As he arrived at the initial trial in a limousine made of solid gold, he was flooded with reporters and tech bros pestering him with questions. One reporter asked, “Why did you steal all those pieces of art?” to which he responded confusedly,
“Isnt that what we were already doing?”
Before being promptly shut up by his lawyer.
Afterwards Sam Altman’s defense attorney Robin Banks spoke on his behalf as he was no longer permitted to open his mouth throughout the duration of the trial.
According to the official court records, Altman had asked ChatGPT to plan the heist for him. This included a disguise, to which he chose to dress as a human being. The AI assured him, “Nobody would suspect a thing.”
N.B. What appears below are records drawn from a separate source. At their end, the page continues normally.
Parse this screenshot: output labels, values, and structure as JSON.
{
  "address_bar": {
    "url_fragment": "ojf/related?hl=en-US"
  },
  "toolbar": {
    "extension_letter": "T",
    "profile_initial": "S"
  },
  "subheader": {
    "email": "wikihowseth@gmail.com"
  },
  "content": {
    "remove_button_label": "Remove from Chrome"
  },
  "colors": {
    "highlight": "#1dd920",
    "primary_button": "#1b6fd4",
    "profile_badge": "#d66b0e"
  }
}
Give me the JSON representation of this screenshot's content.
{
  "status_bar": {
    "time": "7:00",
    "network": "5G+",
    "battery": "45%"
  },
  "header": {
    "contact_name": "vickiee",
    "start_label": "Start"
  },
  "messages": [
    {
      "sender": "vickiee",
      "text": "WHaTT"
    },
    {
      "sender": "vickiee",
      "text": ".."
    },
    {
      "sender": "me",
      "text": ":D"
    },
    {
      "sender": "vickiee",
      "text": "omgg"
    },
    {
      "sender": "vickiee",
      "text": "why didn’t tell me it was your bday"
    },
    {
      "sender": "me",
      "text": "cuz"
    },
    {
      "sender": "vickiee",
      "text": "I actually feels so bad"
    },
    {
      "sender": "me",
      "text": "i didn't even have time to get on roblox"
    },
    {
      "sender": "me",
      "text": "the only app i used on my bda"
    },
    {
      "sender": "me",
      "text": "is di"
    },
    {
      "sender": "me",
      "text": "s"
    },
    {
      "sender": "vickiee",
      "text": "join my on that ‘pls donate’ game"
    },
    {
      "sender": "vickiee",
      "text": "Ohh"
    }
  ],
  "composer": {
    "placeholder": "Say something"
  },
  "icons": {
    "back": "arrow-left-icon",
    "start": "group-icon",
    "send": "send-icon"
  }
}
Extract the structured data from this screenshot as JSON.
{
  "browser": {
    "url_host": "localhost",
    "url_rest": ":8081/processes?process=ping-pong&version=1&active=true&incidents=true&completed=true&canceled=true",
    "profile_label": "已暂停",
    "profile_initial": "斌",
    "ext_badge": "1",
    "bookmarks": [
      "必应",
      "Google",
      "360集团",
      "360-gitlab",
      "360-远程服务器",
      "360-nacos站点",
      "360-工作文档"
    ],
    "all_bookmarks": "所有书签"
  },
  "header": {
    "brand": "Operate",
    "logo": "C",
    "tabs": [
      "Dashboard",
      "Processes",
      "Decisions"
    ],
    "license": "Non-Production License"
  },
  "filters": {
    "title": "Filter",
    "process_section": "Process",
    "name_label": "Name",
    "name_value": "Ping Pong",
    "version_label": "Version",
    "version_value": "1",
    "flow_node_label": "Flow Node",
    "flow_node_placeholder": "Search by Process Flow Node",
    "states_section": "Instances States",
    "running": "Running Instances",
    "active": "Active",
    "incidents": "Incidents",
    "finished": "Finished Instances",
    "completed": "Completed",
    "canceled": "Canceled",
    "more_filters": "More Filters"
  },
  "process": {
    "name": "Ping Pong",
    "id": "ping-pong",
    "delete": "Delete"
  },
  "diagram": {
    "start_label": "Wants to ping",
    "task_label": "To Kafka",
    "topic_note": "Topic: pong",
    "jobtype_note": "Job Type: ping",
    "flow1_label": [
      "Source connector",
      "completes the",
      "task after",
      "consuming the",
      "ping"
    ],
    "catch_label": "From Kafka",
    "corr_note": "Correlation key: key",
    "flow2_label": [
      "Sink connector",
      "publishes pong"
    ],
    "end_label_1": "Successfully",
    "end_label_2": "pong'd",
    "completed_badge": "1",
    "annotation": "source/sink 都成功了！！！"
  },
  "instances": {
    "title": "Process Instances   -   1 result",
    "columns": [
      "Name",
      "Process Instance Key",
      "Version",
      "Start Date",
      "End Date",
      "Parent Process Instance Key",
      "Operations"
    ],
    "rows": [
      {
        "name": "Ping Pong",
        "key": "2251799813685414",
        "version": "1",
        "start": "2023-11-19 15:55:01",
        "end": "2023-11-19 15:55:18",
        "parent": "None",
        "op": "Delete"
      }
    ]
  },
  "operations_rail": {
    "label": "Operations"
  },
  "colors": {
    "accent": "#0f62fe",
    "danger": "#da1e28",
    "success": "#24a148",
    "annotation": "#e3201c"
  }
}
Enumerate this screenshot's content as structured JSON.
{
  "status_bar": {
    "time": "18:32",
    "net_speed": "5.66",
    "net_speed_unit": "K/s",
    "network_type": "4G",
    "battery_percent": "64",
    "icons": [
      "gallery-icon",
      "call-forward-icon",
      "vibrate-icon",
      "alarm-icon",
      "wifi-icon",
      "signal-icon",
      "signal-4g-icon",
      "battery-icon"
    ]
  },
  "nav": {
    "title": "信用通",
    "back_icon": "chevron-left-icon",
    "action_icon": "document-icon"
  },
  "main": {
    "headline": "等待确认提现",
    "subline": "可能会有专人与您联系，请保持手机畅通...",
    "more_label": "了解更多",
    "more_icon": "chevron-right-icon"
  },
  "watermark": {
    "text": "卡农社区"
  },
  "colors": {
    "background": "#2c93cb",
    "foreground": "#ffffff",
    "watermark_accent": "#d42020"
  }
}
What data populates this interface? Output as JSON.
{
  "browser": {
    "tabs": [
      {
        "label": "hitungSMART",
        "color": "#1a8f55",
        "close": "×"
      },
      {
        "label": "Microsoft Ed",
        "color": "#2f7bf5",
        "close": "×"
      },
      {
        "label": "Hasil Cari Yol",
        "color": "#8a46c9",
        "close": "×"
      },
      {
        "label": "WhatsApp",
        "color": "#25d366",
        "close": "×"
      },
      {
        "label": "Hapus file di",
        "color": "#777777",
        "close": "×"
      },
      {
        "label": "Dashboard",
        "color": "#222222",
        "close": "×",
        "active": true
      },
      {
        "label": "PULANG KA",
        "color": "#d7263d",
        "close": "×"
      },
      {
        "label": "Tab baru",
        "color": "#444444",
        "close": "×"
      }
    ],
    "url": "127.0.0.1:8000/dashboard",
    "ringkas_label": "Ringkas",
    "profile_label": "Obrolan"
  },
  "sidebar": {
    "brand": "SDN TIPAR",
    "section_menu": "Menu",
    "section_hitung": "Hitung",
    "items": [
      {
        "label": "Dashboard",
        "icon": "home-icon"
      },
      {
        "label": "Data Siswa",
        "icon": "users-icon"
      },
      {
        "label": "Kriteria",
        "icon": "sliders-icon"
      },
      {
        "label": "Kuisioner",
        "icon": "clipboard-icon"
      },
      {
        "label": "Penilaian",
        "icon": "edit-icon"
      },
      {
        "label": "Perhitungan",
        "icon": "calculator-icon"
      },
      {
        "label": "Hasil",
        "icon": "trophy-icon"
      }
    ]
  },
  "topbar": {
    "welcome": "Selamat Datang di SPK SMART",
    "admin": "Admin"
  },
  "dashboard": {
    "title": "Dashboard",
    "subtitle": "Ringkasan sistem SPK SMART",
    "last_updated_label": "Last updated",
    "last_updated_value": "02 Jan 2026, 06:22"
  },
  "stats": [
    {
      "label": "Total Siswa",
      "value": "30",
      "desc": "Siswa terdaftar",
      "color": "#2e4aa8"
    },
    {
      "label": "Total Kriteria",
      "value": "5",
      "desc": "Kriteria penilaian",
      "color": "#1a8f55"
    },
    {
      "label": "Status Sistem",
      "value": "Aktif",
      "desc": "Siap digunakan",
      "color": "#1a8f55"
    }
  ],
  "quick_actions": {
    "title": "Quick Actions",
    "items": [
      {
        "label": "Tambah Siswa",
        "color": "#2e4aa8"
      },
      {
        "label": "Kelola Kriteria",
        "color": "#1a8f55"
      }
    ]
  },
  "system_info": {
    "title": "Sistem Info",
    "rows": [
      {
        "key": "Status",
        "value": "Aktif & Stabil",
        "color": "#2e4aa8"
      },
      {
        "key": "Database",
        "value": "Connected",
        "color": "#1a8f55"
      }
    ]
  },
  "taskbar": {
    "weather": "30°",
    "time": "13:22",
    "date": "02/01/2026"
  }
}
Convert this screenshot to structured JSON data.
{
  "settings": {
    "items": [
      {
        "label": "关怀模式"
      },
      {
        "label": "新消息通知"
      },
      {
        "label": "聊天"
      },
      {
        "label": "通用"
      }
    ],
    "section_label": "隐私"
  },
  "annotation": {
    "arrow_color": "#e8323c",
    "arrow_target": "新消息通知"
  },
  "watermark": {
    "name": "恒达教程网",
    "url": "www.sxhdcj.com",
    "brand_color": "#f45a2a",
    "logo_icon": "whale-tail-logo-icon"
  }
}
The goal of these heists was reportedly to accumulate more data for OpenAI’s dataset. They figured that if they were allowed to steal millions of dollars worth of videos, images, text, and metadata from the internet, then surely real life wouldn’t be any different. At this point many members of the jury showed visible distress, to which Ms. Banks tried to justify his plans by adding:
“He spends all his time using ChatGPT, how can you expect him to tell the difference between that and real life?”
Her argument was that the only reason the heist failed, thus landing him in court, was because ChatGPT had hallucinated in the process of making the plans, and that this wouldn’t have happened if they had more data to train it on, hence why the heist happened in the first place. While she seemed proud of herself, this reasoning did not seem to satisfy the jury, or the judge, for that matter.
Sam Altman is currently being sued for $5 and will face a three week sentence, which will be carried out not in a federal prison but a $50 billion dollar penthouse.